Site Name Campaspe Plains
Aboriginal Place Name
Language Group Djadjawurrung
Colony PPD
Present State/Territory VIC
Police District
Coordinates (imprecise to approx. 250m) -37.076,144.532,0
Date Between 1 Jun 1838 and 30 Jun 1838
Attack Time
Aboriginal People Killed 6
Aboriginal People Killed Notes Killed: M at least 6 does not spec. gender. Could be as high as 40. F; Probable: M F; Possible: M Could be as high as 40. Almost entire group. One woman and child survived. F; Wounded: M F
Non-Aboriginal People Killed 2
Non-Aboriginal People Killed Notes Killed: M Initially two employees from Capt. Charles Hutton's Station. F; Wounded: M F
Attacker Category Mounted Police
Attacker Details A party of mounted police led by Sgt Dennis O'Leary under orders from Capt. Smyth of the 28th Regt.
Motive Reprisal for stock theft
Type Of Motive Reprisal
Weapons Used Firearms
Notes Encountered a group of Aboriginal people 112 km from where Hutton's servants killed. Hutton informed Ass. Protector E.S. Parker that nearly 40 Aboriginal people killed.
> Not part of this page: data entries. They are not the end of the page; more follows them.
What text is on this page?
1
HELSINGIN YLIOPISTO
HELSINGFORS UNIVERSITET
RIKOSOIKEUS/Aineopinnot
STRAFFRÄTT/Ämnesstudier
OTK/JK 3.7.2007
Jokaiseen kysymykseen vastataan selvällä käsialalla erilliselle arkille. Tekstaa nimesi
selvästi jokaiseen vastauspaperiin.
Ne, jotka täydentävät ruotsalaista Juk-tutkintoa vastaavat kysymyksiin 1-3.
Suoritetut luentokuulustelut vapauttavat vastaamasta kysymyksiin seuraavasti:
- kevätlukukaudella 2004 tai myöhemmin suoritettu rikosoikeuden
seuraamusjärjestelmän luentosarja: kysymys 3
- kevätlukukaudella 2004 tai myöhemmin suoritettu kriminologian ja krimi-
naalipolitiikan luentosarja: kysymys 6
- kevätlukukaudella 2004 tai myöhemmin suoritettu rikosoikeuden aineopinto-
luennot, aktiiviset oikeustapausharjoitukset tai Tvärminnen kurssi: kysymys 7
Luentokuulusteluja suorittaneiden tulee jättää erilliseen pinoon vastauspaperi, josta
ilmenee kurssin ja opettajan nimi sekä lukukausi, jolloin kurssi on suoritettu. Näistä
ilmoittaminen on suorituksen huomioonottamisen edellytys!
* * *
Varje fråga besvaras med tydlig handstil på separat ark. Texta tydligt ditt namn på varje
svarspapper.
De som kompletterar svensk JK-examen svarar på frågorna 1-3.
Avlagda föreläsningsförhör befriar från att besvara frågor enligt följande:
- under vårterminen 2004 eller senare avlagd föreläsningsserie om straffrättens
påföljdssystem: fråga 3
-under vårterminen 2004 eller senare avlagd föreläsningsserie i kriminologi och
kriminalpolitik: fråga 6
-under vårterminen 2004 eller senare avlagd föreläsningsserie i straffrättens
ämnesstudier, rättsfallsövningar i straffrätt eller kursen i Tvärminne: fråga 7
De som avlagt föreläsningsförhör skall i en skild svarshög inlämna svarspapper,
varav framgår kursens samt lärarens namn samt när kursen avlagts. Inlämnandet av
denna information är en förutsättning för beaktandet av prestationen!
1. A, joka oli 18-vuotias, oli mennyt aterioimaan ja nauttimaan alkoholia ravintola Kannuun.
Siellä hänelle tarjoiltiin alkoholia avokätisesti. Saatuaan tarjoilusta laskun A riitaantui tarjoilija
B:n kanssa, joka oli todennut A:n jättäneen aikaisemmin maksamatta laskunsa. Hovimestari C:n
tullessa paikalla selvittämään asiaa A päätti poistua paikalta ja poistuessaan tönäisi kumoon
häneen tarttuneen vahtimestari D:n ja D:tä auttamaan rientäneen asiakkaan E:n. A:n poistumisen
Narrative Following the murder of two employees and the stealing of a number of sheep at Capt. Charles Hutton's station on the Campaspe Plains, a neighbouring squatter, W.H. Yaldwyn called on soldiers and mounted police to search for the offenders. According to the official version of events, a party of mounted police, led by Sgt. Dennis Leary, under orders from Capt. G.B. Smyth, encountered a group of Aboriginal people about 112 kilometres from the place where Hutton's servants were killed. A pitched battle ensued and at least six Aborigines were killed. Capt. Hutton is recorded as having privately informed Assistant Protector E.S. Parker that nearly 40 Aboriginal people were shot; the entire group except one woman and a child. A later account by A. Cusack, the historian of the city of Bendigo indicates that when the sheep were recovered at present day Rochester, "many had been killed, still more had their legs broken to prevent their straying and had to be destroyed. "Hutton sent word to Captain Smyth who was encamped with a small detachment of troopers from the 28th Regiment soldiers, at Soldiers' Flat on the Campaspe near Barfold. No attempt was made to discover the culprits. Under Captain Smyth, the troopers rode down to Campaspe Plains, opening fire on the first Aboriginal people to cross their path. The chase and gunfire went on for half an hour. Six Aboriginals were shot dead and many more wounded. Justice was summarily dispensed on the Campaspe in 1839. The troopers rode back to Soldiers' Flat and an uneasy peace settled over the run (Cusack 1973:10-11). Hutton gained a very bad reputation for his treatment of Aboriginal people and tried to restore his reputation in a letter that he wrote several years later, to La Trobe. He denied that either he or his men had ever fired on the Aborigines. According to historian A.G.L. Shaw, Hutton said that the Aborigines had "suddenly disappeared" and died from influenza.
Sources Clark ID 1995: 94-96; Cusack 1973: 10-11; Shaw 1996:134.